We’re too far away from the other members of our group to see them, but we can hear their voices ringing out down the line, "OI-JOI!" in an effort to stir up the wildlife. We join our voices with theirs as we go. I have to say that my enthusiasm for shouting has less to do with stirring up wildlife and more with trying to distinguish myself from the moose in the eyes of the hunters.
We make our way through the woods and as we go we pass an ant hill about waist-high, now dormant for the winter. A little further on we spy a mound of pine cones, most likely the remains of a squirrel’s latest feeding frenzy. Black-capped yellow tits and pied flycatchers fly boldly towards us and perch on the lower tree branches to get a better view of these strange, lumbering, red-headed beasts. I stoop down to collect some blueberries and lingon berries, frozen but still delicious. We come to some very boggy ground and a couple of times I sink into the watery ooze. I gain a better appreciation for the moose who, with their long, graceful legs, can delicately pick their way through this difficult terrain.
Now we approach the field. I nervously start shouting louder just to make sure that the shooters know where I am. A voice calls out from some distance away, guiding us to a better route through the swampy ground. In a few minutes we have rejoined the other drivers and shooters. No one has seen any sign of moose except for a few old tracks in the snow. Try another location. On the way to our next destination, I learn that one of the hunters in our group has a dog with him that has a GPS tracking device in its collar. The dog is trained to start barking loudly when it finds a moose in order to keep it at bay until the hunters can move in. The hunter can track the dog’s movements through a map on his mobile phone.
We arrive at our next hunting spot and this time we have the opportunity to stay with the shooters. Standing in the middle of a field, we chat quietly until the shooter motions to us to quiet down. He has heard something. He loads his rifle, cradles it in his arms, and looks intently in the direction of the woods. We stand so still that we can hear the wind gently blowing through the grass and a few wild birds scampering up and down the trees. My heart beats wildly with anticipation.

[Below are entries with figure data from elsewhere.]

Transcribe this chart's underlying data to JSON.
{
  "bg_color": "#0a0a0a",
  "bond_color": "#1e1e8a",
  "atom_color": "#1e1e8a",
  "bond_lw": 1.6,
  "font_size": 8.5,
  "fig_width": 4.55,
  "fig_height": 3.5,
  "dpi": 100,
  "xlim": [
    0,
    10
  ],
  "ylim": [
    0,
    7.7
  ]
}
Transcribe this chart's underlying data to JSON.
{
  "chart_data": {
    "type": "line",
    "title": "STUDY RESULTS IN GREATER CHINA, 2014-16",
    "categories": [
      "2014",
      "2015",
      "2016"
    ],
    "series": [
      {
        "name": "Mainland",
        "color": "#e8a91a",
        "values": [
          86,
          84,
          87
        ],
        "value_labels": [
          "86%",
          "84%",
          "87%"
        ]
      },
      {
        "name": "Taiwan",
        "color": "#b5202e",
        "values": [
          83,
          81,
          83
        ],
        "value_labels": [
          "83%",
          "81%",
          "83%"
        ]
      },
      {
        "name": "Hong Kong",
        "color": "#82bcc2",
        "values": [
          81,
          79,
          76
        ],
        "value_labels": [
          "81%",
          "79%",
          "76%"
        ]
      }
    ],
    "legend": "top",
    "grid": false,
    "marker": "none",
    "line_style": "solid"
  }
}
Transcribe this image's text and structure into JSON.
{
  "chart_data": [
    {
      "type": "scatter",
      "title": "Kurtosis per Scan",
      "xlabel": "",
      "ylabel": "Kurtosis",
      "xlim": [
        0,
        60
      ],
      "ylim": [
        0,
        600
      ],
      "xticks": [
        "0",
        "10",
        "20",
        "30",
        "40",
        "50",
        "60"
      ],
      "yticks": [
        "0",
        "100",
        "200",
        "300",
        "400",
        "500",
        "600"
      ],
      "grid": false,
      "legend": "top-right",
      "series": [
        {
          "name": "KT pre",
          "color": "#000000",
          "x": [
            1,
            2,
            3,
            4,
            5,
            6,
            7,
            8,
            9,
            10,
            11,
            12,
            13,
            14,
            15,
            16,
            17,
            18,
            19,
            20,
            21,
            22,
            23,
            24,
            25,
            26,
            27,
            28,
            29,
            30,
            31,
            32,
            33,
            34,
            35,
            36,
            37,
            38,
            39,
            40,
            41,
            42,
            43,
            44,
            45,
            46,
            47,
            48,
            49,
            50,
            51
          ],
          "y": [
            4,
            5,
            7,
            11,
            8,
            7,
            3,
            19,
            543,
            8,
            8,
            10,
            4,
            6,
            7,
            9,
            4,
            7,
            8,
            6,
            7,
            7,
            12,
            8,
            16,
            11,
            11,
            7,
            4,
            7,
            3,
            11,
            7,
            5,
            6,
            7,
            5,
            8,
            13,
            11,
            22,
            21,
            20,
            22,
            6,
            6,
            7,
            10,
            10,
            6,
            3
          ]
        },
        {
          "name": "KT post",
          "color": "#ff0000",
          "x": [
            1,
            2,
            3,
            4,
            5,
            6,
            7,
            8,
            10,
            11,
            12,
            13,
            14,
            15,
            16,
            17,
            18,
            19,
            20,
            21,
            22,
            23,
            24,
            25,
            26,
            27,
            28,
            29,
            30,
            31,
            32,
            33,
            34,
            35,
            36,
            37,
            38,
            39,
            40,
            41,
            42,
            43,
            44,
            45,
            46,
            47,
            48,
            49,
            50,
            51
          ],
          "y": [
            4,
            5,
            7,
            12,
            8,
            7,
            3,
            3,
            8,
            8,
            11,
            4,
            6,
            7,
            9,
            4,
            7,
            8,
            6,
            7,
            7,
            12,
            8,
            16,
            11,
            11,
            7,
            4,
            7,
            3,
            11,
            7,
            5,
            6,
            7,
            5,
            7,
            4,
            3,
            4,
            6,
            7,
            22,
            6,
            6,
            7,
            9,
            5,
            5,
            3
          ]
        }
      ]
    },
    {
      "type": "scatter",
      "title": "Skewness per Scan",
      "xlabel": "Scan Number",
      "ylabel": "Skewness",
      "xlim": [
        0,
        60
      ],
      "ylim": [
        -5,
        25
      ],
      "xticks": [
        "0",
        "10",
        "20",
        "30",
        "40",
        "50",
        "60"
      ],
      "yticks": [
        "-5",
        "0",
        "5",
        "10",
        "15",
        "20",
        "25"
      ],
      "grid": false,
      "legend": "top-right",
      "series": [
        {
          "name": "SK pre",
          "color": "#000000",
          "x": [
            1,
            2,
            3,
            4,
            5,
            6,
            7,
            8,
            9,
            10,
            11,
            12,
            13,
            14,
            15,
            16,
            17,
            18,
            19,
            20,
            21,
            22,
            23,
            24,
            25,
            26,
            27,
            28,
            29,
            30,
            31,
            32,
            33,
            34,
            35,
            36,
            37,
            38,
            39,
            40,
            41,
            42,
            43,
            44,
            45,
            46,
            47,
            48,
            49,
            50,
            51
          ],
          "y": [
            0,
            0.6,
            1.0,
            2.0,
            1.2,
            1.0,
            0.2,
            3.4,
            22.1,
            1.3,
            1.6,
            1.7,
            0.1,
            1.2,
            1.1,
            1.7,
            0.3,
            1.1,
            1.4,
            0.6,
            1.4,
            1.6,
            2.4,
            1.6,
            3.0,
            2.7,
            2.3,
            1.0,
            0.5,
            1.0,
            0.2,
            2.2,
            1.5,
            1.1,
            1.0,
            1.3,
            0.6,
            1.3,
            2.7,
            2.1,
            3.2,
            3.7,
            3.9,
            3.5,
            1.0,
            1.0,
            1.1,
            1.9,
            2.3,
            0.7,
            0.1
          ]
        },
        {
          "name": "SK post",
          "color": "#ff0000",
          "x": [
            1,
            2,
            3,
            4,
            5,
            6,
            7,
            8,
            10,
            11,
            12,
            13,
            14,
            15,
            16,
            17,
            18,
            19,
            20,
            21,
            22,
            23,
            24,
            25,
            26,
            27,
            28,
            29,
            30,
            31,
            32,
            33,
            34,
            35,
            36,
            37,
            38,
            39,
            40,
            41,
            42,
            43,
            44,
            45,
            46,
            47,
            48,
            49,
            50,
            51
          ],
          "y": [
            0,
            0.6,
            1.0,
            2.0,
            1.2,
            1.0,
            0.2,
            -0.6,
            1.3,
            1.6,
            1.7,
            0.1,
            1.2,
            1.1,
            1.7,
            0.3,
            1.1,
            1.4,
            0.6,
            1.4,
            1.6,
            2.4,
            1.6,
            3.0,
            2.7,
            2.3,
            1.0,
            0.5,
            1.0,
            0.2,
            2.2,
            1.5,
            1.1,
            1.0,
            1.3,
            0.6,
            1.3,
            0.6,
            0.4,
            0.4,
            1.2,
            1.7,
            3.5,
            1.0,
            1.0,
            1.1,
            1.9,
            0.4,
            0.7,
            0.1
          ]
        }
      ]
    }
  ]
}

After what seems like ages, but is probably only a half an hour or so, we hear some movement. Suddenly, a red hat flashes into view at the other end of the field. The drivers are back. It seems that they have had a glimpse of the moose but it has managed to evade them. I’m not sure if I’m more disappointed that I haven’t gotten to see this sylvan giant or secretly a little happy that the underdog has won today.
For us, the hunting day is over and our friend gives us a lift back to town. Most of the other hunters will head for their moose towers to spend the afternoon watching, waiting, and hoping for a big one to come along. We stop for lunch at our friend’s house and I reflect on how my image of a Rambo-esque shooting spree has been replaced with something that has more to do with communal effort and relationships. On the table, sandwiched between the usual rye bread, margarine, and cheese is a plate of last year’s moose catch. Of course, I sample some.